In this age where vitriol is worth more political capital than sound policy, it is the rare issue that enjoys bipartisan support. Criminal justice is one such issue. The state of our criminal justice system is simply so bad, the political climate for change so good, that it would be an epic desertion of our civic duties -- and of the pressure we as voters possess -- to let the 2016 election slip by without electoral promises of far-reaching reform.

Which is why criminal justice must be a key issue for 2016 voters.

As Congressman Jim Sensenbrenner recently wrote, the rational voter needs little persuasion: For the past 30 years, our federal prison population has quadrupled -- from a 1980 population of 500,000 inmates to more than 2.3 million incarcerated human beings today. Over that same period, prison spending has surged by almost 600 percent. We waste 25 percent of the Justice Department's budget on the nation's bloated penal machinery. Imagine where else that 25 percent could go -- to roads and railroads, to schools and healthcare, to the improvement rather than the degradation of human life.

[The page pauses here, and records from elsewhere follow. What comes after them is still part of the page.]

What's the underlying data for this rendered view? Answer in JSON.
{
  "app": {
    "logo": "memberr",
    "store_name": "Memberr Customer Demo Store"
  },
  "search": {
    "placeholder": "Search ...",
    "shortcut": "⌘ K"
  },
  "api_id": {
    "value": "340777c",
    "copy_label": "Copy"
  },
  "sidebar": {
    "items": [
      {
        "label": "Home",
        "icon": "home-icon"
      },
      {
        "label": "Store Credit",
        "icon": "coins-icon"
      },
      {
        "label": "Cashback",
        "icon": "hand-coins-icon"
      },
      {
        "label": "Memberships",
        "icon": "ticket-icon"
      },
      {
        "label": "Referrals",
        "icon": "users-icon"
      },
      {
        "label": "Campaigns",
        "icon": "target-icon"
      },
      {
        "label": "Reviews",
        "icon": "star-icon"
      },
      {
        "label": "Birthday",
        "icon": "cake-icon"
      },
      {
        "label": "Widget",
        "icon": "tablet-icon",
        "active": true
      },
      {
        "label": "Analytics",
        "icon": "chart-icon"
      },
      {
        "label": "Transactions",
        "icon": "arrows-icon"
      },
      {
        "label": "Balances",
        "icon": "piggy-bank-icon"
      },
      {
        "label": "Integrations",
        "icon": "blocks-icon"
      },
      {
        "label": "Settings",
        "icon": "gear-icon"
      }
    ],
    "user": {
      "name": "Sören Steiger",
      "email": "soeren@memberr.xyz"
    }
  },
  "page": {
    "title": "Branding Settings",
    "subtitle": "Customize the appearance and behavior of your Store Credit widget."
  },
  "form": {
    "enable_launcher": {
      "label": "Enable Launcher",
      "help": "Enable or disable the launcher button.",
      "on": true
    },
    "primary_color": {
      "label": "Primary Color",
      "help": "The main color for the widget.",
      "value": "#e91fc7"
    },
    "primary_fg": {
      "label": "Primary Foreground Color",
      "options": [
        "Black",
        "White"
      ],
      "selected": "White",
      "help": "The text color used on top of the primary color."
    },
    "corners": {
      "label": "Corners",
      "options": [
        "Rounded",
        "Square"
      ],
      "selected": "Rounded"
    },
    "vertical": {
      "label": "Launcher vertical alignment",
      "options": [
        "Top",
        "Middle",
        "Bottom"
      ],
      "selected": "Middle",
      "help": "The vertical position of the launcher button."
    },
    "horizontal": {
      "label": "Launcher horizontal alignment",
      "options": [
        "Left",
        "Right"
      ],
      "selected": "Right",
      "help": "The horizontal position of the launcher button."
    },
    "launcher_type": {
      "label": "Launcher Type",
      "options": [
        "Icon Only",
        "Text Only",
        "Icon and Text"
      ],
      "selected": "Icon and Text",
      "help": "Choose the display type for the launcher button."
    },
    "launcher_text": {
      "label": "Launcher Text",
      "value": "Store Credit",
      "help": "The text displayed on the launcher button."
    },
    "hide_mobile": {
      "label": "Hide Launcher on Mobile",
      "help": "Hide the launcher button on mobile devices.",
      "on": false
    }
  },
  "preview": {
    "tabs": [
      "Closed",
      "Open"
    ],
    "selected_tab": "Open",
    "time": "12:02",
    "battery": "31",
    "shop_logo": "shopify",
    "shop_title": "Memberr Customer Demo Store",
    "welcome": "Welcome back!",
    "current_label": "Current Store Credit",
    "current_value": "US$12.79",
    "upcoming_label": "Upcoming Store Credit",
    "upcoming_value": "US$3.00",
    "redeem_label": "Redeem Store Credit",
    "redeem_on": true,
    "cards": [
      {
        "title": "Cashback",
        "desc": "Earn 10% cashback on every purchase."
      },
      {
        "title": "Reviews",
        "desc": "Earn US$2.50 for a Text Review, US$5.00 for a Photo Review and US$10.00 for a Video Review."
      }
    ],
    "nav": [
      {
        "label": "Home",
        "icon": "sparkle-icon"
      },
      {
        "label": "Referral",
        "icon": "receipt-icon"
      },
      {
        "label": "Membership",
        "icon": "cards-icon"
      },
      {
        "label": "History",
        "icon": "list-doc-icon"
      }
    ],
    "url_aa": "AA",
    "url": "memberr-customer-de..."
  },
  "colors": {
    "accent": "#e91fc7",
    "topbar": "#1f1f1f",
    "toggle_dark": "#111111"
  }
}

But no. That 25 percent is instead flowing to the building and maintenance of glorified cages. And the wretched inhabitants of these pens are habitually imprisoned for nothing more than possessing the wrong sort of plant. Or for other victimless crimes, too often "wrongs" that are anything but what a criminal justice theorist would call malum in se, what the rest of us would call "bad."

Any 2016 contender that skims over criminal justice reform is a subpar candidate. Period. Because the topic is about more than criminality; it touches everything from the economy to the personal and family lives of millions of Americans. Reform can drag our country up, finally, to the standards that other industrialized nations have been meeting for decades now, in the process lessening the suffering of millions of our fellows.

In light of the first Republican primary debate, we must demand candidates outline their plans -- their detailed plans -- for criminal justice reform. At the very least, these blueprints should include the further decriminalization of petty drug offenses; hopefully (I won't hold my breath), these plans will include an end to the prison-industrial complex, that disgusting industry that profits from black pits of human pain, suffering, and misery.

Because we deserve a criminal justice system that reflects our country's values -- harshness, yes, but also forgiveness; rugged individuality, of course, but also a fighting chance for paroled inmates and for those who've served their time; and, finally, proportional punishments that don't steal decades of a young person's life for petty drug offenses.

Our country's ideals are better, far better, than the reality of our current criminal justice system. Let's drag our reality up to our ideals.

And let's lay the groundwork in 2016.